Already after a few hundred variations, the program became “saturated”. After some 9500 variations I aborted the run, when it had arrived at a coverage of 84%, meaning that with 32 prefixes and 32 suffixes, 84% of all tokens from the reduced wordlist could be composed.***)

Here are the results in no particular order:

Prefixes:
ch qo sh lche ok ot lk yk che ota she ai otai olk qoka yt ol qote qot lch ote kch da qoke qok oka cho okai cth ke oke dai te

Suffixes:
dy kal ol ey ar eey chdy al ty edy kain iin cthy aiin eody key keey in kedy ky ain or ckhy kar chy ody ir eedy eor eol am eo ok

I think this is fairly promising. More work needs to go into what share each of the syllables contributes to the whole, and of course more testing against other languages is required. (And I need to compare this to Robert Firth’s work.) But it’s a start.

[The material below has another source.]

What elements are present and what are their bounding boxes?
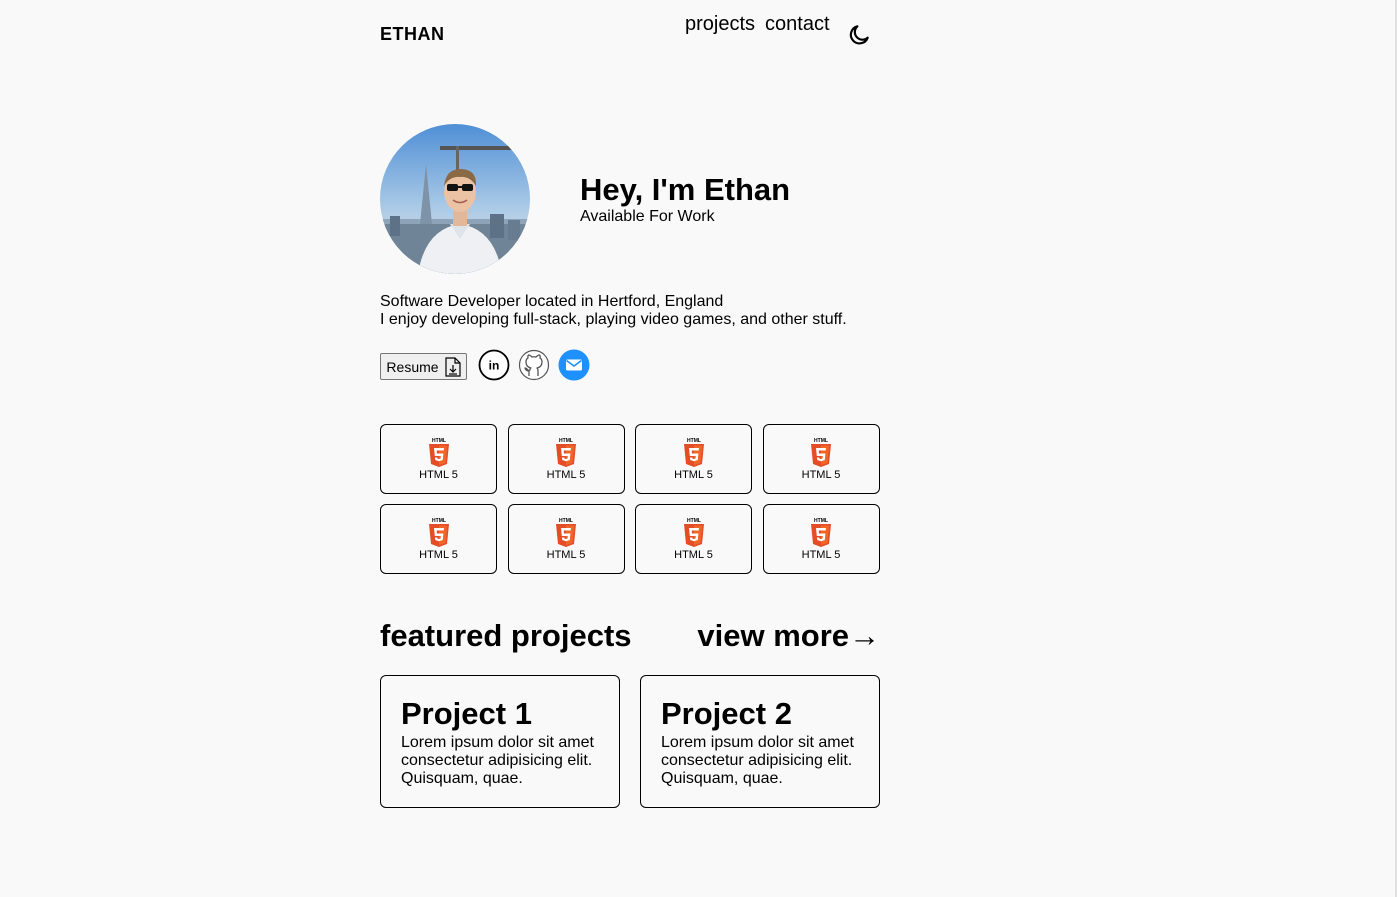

*) We’ll discriminate between words and tokens. While any character group contributes to the numbers of tokens, only different groups are counting as words. In other terms, the sentence “The dog likes the food” consists of 5 tokens, but only 4 words. You can think of “words” as “vocabulary”, while “tokens” concern the “volume” of the text.

**) The number 32 was chosen pretty much randomly under the assumption that 26 groups — barely enough for the latin alphabet — wouldn’t suffice to include digits and possible special characters.

***) I tried the same with english text, but here only a coverage of around 15% could be achieved. This may have to do with the shorter english words, though — I’ll need to compare with other languages as well.